India's high tech prowess, steady economic growth, and huge population suggest the potential for a growing trade relationship between us.
In fact, the U.S. is India's top trade and investment partner. Trade between the two grew 127 percent between 1991 and 1998.
That relationship could develop far more, if and when India succeeds in moving further away from a command and control economy, the license raj, and parastatals, and rids itself of the massive red tape that makes it a difficult place in which to do business.
There are some positive signs in this regard, including steps to open up the insurance and telecommunications industries to foreigners.
A comparison may help put the economic potential in perspective. Total U.S. trade with Singapore currently is greater than that with India, even though Singapore has just 3 million people to India's billion.
Clearly, there is tremendous economic potential.
India is responding positively in its increased dialogue with the United States, and we need to take advantage of that not just for traditional security and economic interests, but also to counter the human rights and environmental concerns that matter so justifiably to the American people.

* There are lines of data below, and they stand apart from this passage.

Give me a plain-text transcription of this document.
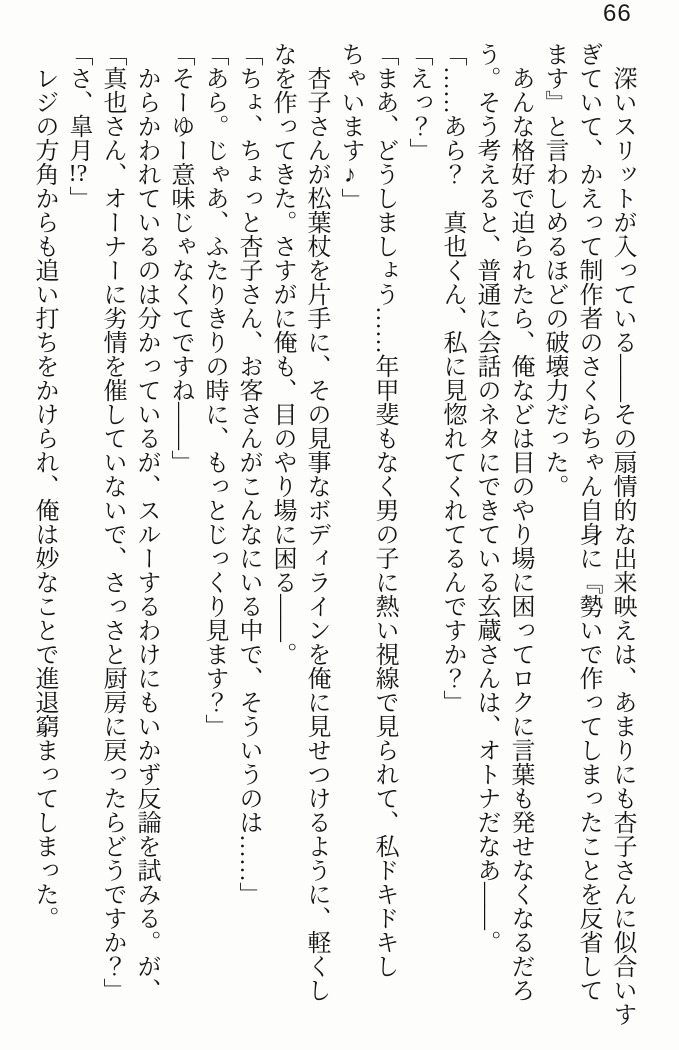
66
　深いスリットが入っている――その扇情的な出来映えは、あまりにも杏子さんに似合いす
ぎていて、かえって制作者のさくらちゃん自身に『勢いで作ってしまったことを反省して
ます』と言わしめるほどの破壊力だった。
　あんな格好で迫られたら、俺などは目のやり場に困ってロクに言葉も発せなくなるだろ
う。そう考えると、普通に会話のネタにできている玄蔵さんは、オトナだなあ――。
「……あら？　真也くん、私に見惚れてくれてるんですか？」
「えっ？」
「まあ、どうしましょう……年甲斐もなく男の子に熱い視線で見られて、私ドキドキし
ちゃいます♪」
　杏子さんが松葉杖を片手に、その見事なボディラインを俺に見せつけるように、軽くし
なを作ってきた。さすがに俺も、目のやり場に困る――。
「ちょ、ちょっと杏子さん、お客さんがこんなにいる中で、そういうのは……」
「あら。じゃあ、ふたりきりの時に、もっとじっくり見ます？」
「そーゆー意味じゃなくてですね――」
　からかわれているのは分かっているが、スルーするわけにもいかず反論を試みる。が、
「真也さん、オーナーに劣情を催していないで、さっさと厨房に戻ったらどうですか？」
「さ、皐月!?」
　レジの方角からも追い打ちをかけられ、俺は妙なことで進退窮まってしまった。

Change in India on these questions could spur change elsewhere in the region. India is the engine that moves South Asia.
Recognizing the potential for closer ties with India, and the increasing importance of India on the world stage in the next century, President Clinton has expressed a desire to travel there in 2000. That would be the first visit of a U.S. president in over 20 years.
Given India's size and power, it is remarkable that we have stayed on separate paths for so long. For both countries, our size and sense of special and unique cultural roles has produced a tendency to appear to be lecturing or hectoring each other.
In our new dialogue with India, we discuss issues cooperatively and try to avoid raising hackles gratuitously as part of the process of building better ties. The end of the Cold War and the natural expansion of mutual interests gives us a new opportunity.
I hope this introduction to U.S. goals in each of these countries is elucidating and that you can now enlighten me.